A. This is not known for sure but from the subjective and behavioral effects
it can be surmised that salvinorin is almost certainly affecting the limbic
system, and may be affecting somatosensory (parietal lobe), cerebellar and vestibular
function as well.
Q. Does it act at any receptors where other drugs
A. As of now, the mechanism of action for salvinorin-A is still unknown. Discovering
which receptor site(s) it binds to will be an important step toward developing
an understanding of how this substance works in the brain. Once this is know,
it will be possible to look for endogenous ligands for these receptors, so that
we can understand in what way salvinorin-A may relate to naturally occurring
human biochemistry. It is possible that salvinorin-A does not act directly on
any receptor site, but rather acts to release some endogenous neurotransmitter
from synaptic storage vesicles.
Q. Are there psychiatric dangers associated with
A. Probably there are for some individuals. Acutely, salvinorin-A induces what
could be termed a "toxic psychosis," in other words one may see visions, hear
voices, have bizarre thought patterns etc. This is normal when tripping. The
acute effects of Salvia (both desirable and undesirable) wear off very quickly.

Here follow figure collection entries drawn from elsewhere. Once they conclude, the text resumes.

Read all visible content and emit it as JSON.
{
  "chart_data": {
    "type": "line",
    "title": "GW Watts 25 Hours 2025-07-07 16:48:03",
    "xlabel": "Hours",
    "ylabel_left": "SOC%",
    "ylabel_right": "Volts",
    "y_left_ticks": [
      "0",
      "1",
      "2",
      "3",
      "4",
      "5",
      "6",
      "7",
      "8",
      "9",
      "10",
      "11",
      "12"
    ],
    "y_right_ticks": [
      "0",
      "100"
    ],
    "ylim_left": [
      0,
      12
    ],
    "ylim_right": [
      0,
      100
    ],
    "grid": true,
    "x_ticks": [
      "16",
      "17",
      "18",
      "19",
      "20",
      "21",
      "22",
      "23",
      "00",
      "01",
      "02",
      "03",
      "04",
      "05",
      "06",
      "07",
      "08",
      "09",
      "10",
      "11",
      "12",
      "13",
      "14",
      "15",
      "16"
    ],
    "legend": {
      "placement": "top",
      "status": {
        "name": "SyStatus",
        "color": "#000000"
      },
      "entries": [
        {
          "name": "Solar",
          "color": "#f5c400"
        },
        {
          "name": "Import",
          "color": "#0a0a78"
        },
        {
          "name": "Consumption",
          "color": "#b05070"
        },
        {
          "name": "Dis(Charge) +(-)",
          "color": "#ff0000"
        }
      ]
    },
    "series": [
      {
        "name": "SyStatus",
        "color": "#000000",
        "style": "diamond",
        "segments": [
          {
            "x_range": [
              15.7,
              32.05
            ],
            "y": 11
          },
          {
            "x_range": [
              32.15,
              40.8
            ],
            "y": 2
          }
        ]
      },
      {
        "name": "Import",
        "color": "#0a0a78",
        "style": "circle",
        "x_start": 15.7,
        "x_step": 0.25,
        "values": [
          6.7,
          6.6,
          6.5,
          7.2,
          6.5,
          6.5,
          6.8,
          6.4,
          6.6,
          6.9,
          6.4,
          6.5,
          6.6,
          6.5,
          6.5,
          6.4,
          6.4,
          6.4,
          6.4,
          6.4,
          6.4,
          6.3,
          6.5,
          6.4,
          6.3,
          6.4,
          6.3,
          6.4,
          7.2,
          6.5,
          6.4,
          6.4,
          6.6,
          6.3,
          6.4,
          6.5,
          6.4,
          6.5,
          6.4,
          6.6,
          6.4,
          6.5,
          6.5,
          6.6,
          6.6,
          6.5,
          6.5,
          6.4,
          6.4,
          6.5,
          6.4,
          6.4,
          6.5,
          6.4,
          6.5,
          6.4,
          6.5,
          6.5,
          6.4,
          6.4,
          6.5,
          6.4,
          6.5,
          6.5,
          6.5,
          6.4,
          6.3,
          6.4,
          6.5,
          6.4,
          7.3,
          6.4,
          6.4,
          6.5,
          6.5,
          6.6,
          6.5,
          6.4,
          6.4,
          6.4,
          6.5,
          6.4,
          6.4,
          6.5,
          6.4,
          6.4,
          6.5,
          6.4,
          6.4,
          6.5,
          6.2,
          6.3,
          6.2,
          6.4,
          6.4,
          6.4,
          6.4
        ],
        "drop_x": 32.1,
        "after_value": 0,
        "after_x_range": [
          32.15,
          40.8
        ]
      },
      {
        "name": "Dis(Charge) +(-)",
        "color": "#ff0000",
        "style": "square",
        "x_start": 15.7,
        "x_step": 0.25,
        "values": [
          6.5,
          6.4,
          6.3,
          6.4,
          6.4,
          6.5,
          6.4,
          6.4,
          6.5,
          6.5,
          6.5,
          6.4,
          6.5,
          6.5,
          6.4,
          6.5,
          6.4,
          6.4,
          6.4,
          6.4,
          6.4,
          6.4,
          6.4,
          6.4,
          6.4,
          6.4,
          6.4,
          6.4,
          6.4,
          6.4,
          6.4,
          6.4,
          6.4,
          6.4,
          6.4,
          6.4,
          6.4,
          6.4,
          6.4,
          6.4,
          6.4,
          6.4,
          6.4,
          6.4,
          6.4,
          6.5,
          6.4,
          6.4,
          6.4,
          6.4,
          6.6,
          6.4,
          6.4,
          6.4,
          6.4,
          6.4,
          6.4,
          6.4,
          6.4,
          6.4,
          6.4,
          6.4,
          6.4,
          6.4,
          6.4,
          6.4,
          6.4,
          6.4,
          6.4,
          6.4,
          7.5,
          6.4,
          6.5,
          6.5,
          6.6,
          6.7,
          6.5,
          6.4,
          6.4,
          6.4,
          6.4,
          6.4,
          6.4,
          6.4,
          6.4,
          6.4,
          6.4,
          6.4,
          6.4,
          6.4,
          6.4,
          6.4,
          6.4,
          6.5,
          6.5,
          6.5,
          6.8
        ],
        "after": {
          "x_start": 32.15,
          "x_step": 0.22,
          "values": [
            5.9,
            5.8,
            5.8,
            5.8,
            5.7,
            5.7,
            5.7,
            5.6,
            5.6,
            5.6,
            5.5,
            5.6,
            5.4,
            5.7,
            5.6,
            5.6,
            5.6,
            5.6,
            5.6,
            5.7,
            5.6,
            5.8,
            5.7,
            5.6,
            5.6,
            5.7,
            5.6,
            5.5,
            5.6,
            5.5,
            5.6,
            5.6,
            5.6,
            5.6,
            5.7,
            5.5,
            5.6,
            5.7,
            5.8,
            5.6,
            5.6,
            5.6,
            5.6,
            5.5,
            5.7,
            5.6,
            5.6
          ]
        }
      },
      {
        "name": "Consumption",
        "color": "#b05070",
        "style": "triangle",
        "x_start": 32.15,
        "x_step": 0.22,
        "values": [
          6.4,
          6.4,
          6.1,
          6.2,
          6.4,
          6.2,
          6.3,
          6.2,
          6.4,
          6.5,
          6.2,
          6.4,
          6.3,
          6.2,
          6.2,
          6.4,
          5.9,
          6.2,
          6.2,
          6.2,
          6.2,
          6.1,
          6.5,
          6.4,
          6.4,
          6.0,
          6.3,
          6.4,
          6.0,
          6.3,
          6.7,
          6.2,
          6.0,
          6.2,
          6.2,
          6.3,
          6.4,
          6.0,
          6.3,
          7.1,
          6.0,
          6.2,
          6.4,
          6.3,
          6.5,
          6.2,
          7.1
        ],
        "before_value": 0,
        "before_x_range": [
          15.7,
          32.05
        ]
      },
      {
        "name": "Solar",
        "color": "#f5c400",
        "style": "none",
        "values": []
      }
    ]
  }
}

However for some people the overwhelming strangeness of the Salvia experience
(or perhaps some direct effect of salvinorin in the brain) can trigger panic
attacks. Some individuals with schizophrenia or other psychotic disorders (even
if in remission) might experience a Salvia induced relapse, or exacerbation
of their condition. People with Borderline Personality Disorder even when not
on any drug often depersonalize, self mutilate, make suicide gestures or attempts,
commit antisocial acts, and get into fights. Individuals with Borderline Personality
Disorder might become even more unstable when under the influence of Salvia.
Although some individuals with depression have reported that Salvia has lifted
their depression, for others it could make a pre-existing depression acutely
worse. For such an individual there may be risk of suicide. However, no Salvia
related suicides have been reported. If you have a psychological condition and
want to use Salvia, please use discretion and first consult your doctor.
Q. Are there medical or psychiatric uses of Salvia?
A. There are no accepted uses for Salvia divinorum in standard medical practice
at this time. Some areas for exploration include Salvia aided psychotherapy
(there is anecdotal material supporting its usefulness in resolving pathological
grief), use of salvinorin as a brief acting general or dissociative anesthetic
agent, use to provide pain relief, use in easing both the physical and mental
suffering of terminal patients as part of hospice care, and a possible antidepressant
effect. If a specific salvinorin receptor were discovered this would be of great
interest to psychopharmacology and neuroscience.